What follows is an excerpt from the foreword to Pink Ribbon Blues, written by Bonnie B. Spanier, Ph.D., Microbiology and Molecular Genetics Emerita, Women’s Studies Department, University at Albany.
The grassroots breast cancer movement of twenty-plus years has been a force for progress for consumers interfacing with medicine. Over the years, much has changed in breast cancer biomedicine as well. Many of these changes have come from medical professionals and researchers who put the quality of life for women at the center of their concerns. The women’s health movement that came to the public eye around 1970 with the publication of Our Bodies, Ourselves, for example, has played a crucial role in pushing the medical profession, government regulators, and researchers into treating women as active agents and potential experts of our own bodies. Much of the particular change in biomedicine came from obstreperous women, like Rose Kushner, insisting on being heard by their doctors and politicians, in the National Institutes of Health and in Congress.
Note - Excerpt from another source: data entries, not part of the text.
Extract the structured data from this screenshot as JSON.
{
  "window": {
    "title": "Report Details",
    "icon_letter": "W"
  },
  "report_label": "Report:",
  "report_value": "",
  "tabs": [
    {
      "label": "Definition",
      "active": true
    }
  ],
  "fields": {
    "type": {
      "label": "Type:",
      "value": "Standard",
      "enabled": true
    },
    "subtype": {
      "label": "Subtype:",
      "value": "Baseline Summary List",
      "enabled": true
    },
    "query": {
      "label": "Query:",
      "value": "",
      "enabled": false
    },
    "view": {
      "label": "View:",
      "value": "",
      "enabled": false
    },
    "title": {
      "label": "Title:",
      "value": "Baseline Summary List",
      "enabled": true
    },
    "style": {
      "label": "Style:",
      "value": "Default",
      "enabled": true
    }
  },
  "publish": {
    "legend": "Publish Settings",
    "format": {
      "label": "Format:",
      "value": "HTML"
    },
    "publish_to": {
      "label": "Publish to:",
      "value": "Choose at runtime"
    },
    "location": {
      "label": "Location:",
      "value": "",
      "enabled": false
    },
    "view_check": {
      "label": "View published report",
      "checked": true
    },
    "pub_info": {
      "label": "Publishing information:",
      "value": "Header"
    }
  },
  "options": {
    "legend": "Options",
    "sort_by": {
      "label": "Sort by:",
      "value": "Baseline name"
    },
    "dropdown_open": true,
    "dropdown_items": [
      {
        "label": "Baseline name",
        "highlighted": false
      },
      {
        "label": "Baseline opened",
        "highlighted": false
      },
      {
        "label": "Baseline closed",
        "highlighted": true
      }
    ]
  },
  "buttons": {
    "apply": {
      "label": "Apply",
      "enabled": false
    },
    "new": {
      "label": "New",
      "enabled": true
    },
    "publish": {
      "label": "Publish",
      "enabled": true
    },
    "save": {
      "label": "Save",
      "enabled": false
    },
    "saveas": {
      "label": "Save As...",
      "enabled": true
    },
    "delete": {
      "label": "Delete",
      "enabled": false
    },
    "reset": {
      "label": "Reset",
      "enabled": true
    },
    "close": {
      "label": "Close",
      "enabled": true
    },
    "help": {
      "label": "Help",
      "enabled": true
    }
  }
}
By 1990, frustrated women raised their voices, opened their purses, and organized to get the attention of the public and of politicians in order to highlight shortfalls in progress against breast cancer. Despite reassurances from most quarters of the medical profession, women faced the harsh reality that mortality rates had not improved in 50 years. The breast cancer advocacy movement became a revolution to increase funding for innovative research; to question standard medical advice so that the public could learn about the complexities of the disease, including its known and suspected causes; to address the conditions of survivors’ lives; and to dream of eliminating the disease for future generations.
We have much to learn from this extraordinary era and the many engaged citizens working to improve our health. Yet it is discouraging that, decades later, the same issues remain: Why are so many women living with, suffering from, and dying from breast cancer? What are the best ways to detect, treat, live with, and prevent this disease? Whose information is most reliable? What role, if any, should corporations play in disseminating medical information, encouraging particular modes of detection or treatment, or fund-raising for large breast cancer organizations? How do everyday messages about women and breast cancer survivorship help or diminish support for the diagnosed, or for those who are at risk? Whose voices are missing from the public debate? Where is the debate headed, and will it have any impact on the eradication of the disease?
Because we still cannot answer these challenging questions to our satisfaction, it is time to look at the problem with fresh insights. In order to increase our chances for improving quality of life, we must take stock of where we have been and where we are headed, re-evaluating the current culture and its powerful beliefs about what is best for women’s health.
Gayle Sulik’s thoughtful and provocative book gives us that opportunity. Her approach focuses us on the nexus of critical issues in women’s and men’s health, personal decision-making, and public policy. To understand the strengths and the limitations of the “pink ribbon culture” of breast cancer, Sulik looks at this complex cultural system it in its entirety, with its own language, norms, practices, and beliefs. She considers the history, the key players, the most prevalent messages, the key funders, and the most crucial outcomes of America’s war on breast cancer. She listens to the words and stories of women who have breast cancer, the people who care about them, and those who are involved with breast cancer advocacy and education. She examines the advertising tableau and the imagery associated with pink culture. Then she carefully documents and analyzes the impact of this culture on the lives of women living with a breast cancer diagnosis. Finally, Sulik offers understanding about why pink ribbon culture has avoided public critique, and how society and advocacy together can regain crucial ground.